By Master Sgt. Thomas Kielbasa
Florida National Guard
OLUSTEE, Fla. (2/28/13) - Nearly 150 years after Union and Confederate soldiers spilled blood during the largest Civil War conflict in Florida, the state adjutant general helped recognize the state’s militia heritage during a visit to the historic battlefield.
On Feb. 15, Maj. Gen. Emmett Titshaw visited the Olustee Battlefield Historic State Park in north-central Florida to collect a soil sample from the site where Union and Confederate forces clashed in February 1864.
The sandy soil the general collected is part of an ongoing project to consecrate the parade field in front of the Florida National Guard headquarters in St. Augustine with soil from battlefields around the world where the Florida National Guard, or its militia predecessors, have fought.
“You look back upon our almost 448 years of (military) heritage in the Florida National Guard – back to the date of our first muster – and you realize that this was a piece of that,” Titshaw said after collecting the soil from a bare patch of ground amidst a sea of palmettos and pine trees.
The Battle of Olustee took place on Feb. 20, 1864, near a railroad station west of Jacksonville, Fla. An estimated 10,000 troops skirmished throughout the day, with the Confederate forces – including Florida militia soldiers – declaring victory after pushing the Union soldiers back during the fierce battle.
According to reports, more than 1,800 Union soldiers were killed, wounded or captured, while the Confederate forces lost fewer than 1,000 men.
For Titshaw, the visit had a bit of a personal feeling to it: an ancestor on his mother’s side named James R. Terell fought and died at the battle while serving with the Confederate forces.
“I just hope that everyone appreciates the tremendous heritage that we have in our nation and our state,” Titshaw said. “We’re the benefactors of something very rich.

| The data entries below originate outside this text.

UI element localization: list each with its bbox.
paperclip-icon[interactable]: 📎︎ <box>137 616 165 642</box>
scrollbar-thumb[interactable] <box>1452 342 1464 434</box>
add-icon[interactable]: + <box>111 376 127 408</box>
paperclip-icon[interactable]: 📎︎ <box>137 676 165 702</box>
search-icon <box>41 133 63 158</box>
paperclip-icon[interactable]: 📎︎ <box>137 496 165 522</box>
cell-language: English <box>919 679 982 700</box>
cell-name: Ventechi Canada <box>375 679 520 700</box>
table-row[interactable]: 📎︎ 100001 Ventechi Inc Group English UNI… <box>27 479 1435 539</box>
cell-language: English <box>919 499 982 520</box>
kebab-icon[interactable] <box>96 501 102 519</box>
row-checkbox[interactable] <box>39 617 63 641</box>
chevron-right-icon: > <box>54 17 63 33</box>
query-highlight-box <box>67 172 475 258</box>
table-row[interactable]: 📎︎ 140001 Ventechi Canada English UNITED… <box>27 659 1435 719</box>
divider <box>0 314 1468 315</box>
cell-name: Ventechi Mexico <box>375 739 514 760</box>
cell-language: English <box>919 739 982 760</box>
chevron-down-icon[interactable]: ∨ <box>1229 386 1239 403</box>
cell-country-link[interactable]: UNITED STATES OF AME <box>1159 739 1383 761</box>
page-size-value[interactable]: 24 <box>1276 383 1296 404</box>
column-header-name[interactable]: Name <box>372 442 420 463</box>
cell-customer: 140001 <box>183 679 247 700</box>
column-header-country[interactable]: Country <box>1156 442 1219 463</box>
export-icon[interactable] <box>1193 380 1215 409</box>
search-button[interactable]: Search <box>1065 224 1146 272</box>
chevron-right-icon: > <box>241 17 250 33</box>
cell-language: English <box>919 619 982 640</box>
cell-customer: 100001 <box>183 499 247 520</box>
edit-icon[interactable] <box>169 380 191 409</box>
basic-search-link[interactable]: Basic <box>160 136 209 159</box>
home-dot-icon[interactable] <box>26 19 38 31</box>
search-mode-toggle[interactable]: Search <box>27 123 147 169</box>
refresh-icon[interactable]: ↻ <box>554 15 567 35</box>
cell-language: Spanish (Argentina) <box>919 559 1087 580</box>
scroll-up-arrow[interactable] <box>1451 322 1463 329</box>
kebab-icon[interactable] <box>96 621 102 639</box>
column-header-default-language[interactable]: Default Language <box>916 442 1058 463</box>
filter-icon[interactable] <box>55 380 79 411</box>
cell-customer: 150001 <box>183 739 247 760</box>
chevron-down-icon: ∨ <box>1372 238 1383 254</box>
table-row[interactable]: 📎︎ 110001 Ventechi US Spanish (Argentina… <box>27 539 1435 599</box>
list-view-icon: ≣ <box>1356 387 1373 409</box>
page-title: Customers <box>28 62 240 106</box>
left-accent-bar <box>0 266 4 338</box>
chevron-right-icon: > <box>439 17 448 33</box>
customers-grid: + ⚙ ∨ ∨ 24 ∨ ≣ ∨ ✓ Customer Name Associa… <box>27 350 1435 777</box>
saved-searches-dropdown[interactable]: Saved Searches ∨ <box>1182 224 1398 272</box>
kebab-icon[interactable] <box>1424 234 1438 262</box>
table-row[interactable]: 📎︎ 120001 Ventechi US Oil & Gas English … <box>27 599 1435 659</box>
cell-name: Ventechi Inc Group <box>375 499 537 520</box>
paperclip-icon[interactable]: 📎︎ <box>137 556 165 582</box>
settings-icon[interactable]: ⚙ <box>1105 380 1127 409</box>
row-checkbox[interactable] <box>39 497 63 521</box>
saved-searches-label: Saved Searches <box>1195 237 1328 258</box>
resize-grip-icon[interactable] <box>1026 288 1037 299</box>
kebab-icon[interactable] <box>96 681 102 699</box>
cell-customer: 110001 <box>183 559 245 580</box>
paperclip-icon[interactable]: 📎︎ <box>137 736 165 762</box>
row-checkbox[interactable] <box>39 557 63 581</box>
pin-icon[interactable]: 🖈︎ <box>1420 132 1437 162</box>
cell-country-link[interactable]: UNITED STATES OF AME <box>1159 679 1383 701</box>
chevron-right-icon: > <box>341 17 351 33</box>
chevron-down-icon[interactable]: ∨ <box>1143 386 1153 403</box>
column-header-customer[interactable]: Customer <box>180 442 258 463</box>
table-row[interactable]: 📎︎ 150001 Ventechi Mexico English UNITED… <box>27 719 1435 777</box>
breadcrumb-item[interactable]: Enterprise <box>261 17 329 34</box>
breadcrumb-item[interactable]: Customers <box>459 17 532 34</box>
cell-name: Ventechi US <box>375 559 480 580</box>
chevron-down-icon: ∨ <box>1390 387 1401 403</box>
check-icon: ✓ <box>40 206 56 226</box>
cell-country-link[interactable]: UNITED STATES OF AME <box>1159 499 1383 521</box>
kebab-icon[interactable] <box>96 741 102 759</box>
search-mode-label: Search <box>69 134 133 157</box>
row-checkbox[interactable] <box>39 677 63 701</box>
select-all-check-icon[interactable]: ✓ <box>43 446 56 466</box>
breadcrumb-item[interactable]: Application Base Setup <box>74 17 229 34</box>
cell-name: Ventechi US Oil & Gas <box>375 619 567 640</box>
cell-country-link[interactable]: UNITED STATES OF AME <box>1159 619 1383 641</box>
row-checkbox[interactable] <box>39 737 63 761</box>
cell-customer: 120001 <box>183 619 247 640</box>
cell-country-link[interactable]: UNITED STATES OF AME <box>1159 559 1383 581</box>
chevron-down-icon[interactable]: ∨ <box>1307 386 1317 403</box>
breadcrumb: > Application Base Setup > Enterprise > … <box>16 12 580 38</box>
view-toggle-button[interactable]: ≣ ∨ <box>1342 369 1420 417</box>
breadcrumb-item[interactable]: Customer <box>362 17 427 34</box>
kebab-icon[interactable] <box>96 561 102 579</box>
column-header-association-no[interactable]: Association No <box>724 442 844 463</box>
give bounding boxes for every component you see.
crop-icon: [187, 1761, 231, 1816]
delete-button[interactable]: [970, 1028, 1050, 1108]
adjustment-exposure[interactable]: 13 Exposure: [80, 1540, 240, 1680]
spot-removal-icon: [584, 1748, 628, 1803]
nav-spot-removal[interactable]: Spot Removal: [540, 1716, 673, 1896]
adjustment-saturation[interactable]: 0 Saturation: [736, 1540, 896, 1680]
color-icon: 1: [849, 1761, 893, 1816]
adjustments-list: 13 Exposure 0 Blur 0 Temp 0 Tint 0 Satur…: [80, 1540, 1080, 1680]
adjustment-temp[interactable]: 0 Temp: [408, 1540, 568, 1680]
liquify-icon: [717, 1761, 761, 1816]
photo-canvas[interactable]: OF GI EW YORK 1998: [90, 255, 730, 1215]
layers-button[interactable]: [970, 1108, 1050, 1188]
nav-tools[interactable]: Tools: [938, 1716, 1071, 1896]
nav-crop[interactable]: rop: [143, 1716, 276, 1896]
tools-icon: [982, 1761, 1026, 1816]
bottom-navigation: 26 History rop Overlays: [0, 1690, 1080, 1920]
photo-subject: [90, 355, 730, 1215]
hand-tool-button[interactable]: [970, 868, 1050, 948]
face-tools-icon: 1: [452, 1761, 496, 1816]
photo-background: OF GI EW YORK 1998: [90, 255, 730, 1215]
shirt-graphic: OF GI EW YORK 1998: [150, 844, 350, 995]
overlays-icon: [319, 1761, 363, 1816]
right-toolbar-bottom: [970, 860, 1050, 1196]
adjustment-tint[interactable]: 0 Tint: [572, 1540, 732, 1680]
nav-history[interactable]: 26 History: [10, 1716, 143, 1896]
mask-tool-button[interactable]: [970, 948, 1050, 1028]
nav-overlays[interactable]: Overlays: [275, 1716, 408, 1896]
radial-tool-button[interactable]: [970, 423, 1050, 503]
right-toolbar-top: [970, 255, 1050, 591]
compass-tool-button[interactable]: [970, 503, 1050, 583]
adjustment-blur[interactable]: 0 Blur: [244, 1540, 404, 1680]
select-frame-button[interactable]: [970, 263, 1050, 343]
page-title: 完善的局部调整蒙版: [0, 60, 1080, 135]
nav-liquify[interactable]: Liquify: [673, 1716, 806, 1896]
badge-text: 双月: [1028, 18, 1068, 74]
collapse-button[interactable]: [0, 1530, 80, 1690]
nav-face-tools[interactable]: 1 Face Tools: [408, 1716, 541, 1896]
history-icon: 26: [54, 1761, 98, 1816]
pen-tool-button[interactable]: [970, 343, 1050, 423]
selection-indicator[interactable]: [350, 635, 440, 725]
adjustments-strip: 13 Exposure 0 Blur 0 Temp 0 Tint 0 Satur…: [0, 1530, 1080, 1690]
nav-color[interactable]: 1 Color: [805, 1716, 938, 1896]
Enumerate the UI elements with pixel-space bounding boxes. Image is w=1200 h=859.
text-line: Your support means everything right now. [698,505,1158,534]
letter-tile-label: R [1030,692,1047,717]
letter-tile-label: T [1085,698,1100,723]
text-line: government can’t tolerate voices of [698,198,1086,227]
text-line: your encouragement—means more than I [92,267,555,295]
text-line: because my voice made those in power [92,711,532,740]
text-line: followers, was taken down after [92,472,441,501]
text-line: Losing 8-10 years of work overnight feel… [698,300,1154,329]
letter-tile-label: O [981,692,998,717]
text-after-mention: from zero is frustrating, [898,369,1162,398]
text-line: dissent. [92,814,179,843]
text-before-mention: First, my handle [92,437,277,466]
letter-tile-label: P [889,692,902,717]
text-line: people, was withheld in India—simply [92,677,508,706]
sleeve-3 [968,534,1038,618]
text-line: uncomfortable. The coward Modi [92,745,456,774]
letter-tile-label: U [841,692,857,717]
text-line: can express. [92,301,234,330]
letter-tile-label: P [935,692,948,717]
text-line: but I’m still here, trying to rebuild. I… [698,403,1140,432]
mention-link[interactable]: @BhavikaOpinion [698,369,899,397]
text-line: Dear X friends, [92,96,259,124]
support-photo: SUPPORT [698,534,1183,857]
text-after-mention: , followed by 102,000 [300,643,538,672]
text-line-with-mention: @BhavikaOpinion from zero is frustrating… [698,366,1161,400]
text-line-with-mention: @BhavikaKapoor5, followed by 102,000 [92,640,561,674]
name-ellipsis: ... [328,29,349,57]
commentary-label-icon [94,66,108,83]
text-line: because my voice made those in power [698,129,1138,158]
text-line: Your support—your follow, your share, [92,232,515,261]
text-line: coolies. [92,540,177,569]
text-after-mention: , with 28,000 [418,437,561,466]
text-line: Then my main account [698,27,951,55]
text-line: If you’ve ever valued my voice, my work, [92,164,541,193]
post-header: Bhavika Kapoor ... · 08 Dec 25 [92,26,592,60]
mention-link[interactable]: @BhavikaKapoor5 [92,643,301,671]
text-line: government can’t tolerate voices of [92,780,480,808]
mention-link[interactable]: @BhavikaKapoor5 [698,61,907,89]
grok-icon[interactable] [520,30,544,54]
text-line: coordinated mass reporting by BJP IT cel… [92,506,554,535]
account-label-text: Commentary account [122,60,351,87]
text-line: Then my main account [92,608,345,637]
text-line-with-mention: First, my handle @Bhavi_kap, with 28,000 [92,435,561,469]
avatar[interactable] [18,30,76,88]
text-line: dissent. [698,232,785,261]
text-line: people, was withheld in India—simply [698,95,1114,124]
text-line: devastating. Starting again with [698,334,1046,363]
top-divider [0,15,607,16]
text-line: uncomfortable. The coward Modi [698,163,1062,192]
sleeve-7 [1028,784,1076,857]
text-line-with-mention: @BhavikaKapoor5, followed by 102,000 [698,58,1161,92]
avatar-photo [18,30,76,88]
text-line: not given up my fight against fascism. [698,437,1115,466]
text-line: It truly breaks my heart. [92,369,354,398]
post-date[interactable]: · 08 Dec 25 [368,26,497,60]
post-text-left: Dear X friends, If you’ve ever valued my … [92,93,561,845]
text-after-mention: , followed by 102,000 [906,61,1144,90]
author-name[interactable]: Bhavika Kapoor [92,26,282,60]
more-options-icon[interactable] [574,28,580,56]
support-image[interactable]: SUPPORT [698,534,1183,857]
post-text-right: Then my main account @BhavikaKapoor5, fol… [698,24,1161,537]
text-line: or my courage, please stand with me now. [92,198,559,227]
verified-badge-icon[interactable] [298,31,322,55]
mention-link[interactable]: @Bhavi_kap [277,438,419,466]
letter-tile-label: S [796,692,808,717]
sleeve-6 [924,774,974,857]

I take so much pride in what our Soldiers and Airmen do today, but understand that we (have just a small part in) a long line of events that created this nation.”
The visit coincided with the battlefield’s annual festival, so the general and his staff were surrounded by Civil War re-enactors representing both the “blue” and the “gray.”
Clad in the period uniform of a Union Army colonel, Civil War re-enactor Chuck Munson, of Eustis, Fla., led a color guard of soldiers who offered military honors during the brief soil-gathering ceremony.
“This is an unbelievable honor for us to participate as (the Florida National Guard honors) our ancestors,” Munson, whose uniform included an authentic 19th century pocket watch and human hair watch chain, explained.
Re-enactor Chuck Pennino, of Deltona, Fla., a retiree from the Florida National Guard’s 631st Maintenance Company who was portraying a private in the 107th Ohio Volunteer Infantry, explained how they really tried to “capture” the mannerisms and life of soldiers in battle in the 1860s.
“This is theater,” Pennino said while standing at attention in a blue wool Union Army uniform. “I have to be in-character and play the part – talk the way they did, eat the way they did, and be as authentic as possible. (This is) living history.”
According to Florida National Guard historian Gregory Moore, the 1864 Battle of Olustee was one of the only battles where Florida militia members had the opportunity to defend their home state.
“It has always remained prominent as a symbol of the prowess and fighting spirit of the men of Florida who came and served their state during the war of the rebellion,” he said.